On the subject of parents. I follow you on Twitter, and I had to laugh at one of your recent tweets: “Mom just called to say she read my newest stories & found the endings unsatisfying.” I found that delightful because when I’ve shared my stories with both my mother and my mother-in-law, they have that exact reaction. What do you make of feedback like that? Do you take it as a compliment? Is it just something about mothers?

Ha! Yes, I think it is something about mothers. I mean, it’s got to be tough for them, right? They want to be supportive of their kids’ art, but art is so often dark and sad and mean. Moms don’t want to know their kids have that stuff inside of them. My mom always wants to analyze what I write—searching it for symptoms of my personal despair, or something like that. When she told me she didn’t think my most recent stories felt finished, I told her what I thought she really meant was she just didn’t like them because they were sad. She didn’t want them to end like that.

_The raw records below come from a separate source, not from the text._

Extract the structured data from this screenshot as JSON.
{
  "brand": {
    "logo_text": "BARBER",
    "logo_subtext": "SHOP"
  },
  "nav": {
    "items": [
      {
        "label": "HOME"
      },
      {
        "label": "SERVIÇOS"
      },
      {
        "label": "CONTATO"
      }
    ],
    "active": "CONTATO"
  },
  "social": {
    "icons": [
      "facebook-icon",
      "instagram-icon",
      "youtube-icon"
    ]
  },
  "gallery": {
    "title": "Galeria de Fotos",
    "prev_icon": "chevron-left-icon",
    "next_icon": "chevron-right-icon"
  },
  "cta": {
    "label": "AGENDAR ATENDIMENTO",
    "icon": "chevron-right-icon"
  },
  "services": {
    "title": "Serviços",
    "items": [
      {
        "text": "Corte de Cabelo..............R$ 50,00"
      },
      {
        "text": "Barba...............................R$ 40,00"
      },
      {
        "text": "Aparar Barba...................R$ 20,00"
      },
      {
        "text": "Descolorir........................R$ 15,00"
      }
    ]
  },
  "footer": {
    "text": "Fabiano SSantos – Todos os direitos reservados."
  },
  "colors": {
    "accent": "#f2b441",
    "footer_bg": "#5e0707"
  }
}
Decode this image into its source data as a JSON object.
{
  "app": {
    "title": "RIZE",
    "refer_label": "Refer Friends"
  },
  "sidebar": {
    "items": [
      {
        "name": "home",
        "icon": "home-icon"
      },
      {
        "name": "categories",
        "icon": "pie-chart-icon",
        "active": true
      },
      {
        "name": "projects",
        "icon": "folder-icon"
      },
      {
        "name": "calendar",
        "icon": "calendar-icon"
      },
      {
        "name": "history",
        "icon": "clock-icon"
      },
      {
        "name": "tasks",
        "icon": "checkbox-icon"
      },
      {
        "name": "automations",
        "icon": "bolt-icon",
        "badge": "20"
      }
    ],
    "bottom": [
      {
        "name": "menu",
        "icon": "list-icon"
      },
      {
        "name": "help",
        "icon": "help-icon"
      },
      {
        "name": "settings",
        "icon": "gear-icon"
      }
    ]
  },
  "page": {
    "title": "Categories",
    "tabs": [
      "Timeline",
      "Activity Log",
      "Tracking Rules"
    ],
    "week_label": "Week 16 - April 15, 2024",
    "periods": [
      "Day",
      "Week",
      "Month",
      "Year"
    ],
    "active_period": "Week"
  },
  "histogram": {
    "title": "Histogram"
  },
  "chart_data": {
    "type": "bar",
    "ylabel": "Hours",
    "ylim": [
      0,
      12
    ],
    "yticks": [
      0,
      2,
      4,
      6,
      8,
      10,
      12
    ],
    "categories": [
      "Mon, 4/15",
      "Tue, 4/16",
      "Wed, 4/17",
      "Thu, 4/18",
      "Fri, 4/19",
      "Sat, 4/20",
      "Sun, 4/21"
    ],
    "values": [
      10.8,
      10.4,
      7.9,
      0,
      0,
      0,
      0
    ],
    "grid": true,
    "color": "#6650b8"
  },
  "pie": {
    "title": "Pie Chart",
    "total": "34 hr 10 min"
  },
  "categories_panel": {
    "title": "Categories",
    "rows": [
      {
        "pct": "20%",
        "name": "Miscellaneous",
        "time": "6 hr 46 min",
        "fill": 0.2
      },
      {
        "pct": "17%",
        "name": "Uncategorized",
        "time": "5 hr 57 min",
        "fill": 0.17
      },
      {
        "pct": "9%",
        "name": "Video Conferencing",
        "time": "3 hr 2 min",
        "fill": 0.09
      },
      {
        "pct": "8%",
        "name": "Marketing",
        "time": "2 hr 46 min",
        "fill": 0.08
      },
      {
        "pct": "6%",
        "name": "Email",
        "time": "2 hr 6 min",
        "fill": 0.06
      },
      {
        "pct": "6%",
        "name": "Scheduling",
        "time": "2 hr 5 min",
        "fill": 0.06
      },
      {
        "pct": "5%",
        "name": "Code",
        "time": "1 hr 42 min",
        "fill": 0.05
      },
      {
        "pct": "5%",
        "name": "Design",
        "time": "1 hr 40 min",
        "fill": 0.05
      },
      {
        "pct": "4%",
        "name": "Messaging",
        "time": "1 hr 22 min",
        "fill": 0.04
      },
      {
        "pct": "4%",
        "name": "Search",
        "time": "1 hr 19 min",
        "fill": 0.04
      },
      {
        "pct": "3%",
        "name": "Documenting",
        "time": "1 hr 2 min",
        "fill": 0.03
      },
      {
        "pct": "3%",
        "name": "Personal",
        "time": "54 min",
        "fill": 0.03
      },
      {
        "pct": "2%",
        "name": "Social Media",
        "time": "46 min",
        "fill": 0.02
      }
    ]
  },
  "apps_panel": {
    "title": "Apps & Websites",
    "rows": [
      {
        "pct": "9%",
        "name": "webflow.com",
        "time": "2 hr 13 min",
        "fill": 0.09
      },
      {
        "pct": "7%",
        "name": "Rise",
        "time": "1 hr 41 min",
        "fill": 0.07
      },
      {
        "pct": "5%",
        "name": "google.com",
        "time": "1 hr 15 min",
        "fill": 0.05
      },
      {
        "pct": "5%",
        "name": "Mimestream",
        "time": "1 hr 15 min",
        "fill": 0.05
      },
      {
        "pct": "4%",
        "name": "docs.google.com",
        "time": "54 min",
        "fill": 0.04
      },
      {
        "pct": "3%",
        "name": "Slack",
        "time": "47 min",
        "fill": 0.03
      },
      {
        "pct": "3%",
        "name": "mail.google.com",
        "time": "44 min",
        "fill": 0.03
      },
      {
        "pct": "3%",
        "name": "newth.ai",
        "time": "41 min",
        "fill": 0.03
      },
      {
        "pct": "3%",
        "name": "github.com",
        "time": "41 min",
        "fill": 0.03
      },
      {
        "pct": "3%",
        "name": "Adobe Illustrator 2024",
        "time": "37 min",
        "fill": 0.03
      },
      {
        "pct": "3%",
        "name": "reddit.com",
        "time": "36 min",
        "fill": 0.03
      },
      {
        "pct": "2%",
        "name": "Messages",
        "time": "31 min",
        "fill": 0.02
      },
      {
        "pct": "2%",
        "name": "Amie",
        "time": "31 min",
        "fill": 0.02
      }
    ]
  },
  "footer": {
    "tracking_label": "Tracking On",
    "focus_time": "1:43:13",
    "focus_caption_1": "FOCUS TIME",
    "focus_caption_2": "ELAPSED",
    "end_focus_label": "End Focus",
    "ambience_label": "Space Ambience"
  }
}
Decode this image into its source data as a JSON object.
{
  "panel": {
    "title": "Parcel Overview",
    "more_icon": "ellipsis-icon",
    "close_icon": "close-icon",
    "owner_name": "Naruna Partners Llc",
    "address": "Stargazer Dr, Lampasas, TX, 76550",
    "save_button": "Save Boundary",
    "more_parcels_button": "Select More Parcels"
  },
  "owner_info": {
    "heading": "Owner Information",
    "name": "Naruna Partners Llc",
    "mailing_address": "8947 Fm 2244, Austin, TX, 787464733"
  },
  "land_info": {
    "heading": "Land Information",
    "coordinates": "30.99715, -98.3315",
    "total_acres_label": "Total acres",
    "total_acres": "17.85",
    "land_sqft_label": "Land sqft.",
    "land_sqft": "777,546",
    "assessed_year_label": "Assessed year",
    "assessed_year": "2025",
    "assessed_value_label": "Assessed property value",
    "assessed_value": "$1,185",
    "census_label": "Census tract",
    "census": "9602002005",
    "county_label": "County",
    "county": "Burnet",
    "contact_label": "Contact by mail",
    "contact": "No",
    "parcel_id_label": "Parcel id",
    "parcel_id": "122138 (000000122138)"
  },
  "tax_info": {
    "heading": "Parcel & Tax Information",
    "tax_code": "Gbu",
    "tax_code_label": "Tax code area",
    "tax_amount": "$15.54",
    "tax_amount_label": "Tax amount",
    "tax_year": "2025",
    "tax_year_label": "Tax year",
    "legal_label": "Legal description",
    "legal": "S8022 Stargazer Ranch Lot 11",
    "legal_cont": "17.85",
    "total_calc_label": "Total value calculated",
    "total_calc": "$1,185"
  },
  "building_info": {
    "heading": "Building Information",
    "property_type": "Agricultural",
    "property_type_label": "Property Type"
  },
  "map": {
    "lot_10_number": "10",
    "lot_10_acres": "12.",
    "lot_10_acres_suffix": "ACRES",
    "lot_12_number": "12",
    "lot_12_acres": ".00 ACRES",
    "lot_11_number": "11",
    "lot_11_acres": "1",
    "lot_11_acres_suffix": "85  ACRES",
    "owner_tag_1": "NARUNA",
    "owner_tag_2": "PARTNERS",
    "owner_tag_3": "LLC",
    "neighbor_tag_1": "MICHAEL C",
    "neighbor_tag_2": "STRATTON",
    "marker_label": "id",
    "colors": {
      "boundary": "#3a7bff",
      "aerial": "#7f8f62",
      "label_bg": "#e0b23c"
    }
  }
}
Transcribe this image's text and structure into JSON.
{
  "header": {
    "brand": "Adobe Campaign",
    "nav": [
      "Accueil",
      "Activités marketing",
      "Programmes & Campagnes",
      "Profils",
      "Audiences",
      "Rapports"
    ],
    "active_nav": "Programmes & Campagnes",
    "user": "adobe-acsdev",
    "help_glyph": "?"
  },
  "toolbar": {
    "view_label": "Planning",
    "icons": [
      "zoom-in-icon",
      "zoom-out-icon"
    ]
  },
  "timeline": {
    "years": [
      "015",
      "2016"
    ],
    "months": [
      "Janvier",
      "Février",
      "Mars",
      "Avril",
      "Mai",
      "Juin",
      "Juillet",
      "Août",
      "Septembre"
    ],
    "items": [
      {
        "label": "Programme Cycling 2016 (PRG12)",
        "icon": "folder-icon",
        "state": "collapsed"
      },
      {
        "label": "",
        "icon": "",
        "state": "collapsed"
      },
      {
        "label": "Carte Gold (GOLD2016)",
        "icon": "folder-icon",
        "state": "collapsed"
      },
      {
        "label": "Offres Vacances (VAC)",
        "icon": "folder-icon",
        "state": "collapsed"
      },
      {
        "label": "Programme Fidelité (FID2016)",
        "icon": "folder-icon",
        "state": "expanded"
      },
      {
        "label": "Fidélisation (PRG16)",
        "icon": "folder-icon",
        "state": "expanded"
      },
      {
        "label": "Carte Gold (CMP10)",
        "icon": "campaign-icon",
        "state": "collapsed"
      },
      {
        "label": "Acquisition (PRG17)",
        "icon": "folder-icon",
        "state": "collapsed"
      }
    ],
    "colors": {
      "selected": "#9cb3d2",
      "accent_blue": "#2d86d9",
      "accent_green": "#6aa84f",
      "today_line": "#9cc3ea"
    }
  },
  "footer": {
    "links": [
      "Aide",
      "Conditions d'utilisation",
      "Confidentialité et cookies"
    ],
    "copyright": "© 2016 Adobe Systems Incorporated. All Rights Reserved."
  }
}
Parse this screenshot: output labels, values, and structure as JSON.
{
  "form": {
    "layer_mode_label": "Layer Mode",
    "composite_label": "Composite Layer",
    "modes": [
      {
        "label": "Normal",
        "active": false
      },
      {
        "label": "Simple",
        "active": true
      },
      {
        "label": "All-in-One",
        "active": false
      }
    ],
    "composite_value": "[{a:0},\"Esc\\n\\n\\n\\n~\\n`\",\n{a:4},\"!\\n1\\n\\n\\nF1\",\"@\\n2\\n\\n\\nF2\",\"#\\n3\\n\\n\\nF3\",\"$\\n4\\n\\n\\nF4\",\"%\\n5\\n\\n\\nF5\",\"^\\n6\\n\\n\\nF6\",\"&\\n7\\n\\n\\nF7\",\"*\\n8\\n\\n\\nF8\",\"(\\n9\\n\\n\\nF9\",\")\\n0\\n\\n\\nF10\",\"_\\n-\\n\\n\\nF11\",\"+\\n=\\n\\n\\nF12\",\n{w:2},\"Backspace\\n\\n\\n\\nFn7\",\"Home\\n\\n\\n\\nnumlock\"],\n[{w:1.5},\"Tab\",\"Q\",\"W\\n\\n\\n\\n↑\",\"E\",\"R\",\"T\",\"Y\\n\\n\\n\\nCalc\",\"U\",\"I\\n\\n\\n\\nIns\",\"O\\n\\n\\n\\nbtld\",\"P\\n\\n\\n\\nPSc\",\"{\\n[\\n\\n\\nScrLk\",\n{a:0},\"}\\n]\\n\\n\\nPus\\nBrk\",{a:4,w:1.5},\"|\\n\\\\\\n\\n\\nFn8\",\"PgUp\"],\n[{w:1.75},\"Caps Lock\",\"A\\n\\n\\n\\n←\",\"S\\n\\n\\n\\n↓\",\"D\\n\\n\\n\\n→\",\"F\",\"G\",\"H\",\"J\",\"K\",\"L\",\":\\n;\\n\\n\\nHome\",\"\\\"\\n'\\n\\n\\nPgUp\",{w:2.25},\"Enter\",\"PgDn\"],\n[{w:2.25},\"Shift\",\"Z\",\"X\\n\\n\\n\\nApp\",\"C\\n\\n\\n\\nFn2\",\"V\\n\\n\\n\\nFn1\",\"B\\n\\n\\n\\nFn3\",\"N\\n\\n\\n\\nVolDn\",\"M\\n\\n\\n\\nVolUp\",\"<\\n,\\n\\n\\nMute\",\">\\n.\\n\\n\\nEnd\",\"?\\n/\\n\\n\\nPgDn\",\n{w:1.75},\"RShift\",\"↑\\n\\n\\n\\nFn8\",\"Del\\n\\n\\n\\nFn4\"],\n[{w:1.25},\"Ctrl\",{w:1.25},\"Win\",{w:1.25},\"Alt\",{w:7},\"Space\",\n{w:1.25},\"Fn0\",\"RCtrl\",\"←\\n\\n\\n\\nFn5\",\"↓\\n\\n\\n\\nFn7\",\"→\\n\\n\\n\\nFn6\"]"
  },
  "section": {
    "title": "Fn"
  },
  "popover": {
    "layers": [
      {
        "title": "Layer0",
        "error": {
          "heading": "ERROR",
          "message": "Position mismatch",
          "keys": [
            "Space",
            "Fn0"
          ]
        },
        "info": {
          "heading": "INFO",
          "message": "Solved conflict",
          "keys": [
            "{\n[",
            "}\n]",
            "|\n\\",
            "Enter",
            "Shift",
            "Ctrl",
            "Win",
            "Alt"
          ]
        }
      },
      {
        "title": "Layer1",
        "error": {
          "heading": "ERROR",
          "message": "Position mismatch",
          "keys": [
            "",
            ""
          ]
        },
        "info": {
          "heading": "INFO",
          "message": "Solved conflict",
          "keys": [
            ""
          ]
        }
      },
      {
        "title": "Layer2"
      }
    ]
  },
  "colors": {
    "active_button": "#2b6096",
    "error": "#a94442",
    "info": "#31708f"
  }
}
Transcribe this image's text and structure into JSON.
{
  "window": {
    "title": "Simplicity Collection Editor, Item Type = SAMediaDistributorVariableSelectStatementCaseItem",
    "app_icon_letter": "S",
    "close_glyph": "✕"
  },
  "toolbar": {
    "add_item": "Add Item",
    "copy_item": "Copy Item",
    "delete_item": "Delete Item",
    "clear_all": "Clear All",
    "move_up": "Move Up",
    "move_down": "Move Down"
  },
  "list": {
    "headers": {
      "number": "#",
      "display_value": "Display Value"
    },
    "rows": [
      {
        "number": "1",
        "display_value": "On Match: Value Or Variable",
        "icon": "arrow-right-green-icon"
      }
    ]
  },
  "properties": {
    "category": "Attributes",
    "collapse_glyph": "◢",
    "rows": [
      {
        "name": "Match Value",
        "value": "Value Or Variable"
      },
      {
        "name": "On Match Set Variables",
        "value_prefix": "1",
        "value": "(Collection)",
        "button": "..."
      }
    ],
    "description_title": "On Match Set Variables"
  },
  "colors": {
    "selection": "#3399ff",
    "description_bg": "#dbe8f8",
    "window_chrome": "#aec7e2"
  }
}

What are your writing habits like? Are you a write-every-day person? Or a more sporadic writer? What do you wish your writing habits were like?

I wish I was an everyday writer. Up until recently, I was writing about three days a week, and that worked pretty well for me. My daughter was born in December, and I will be honest, she’s really thrown off my writing game. Now it’s sort of catch-as-catch-can. My husband and I keep describing the experience of having a kid as having to re-learn how to do everything in our lives. Writing is included in that for me. It’s been three months and I am only just now starting to emerge from the fog of new-parenthood and find my routine again.

Where does the germ of most of your stories begin—with a character? A premise? A climactic event? Do you ever have to force your stories to begin somewhere else?

I usually start with a concept and a first line. And those elements usually stay consistent through out the revision process. Most of my stories go through a lot of drafts, but the original ideas tend to stick. I think it’s because those elements become foundational quickly. If I change them, then I’m really writing a different story.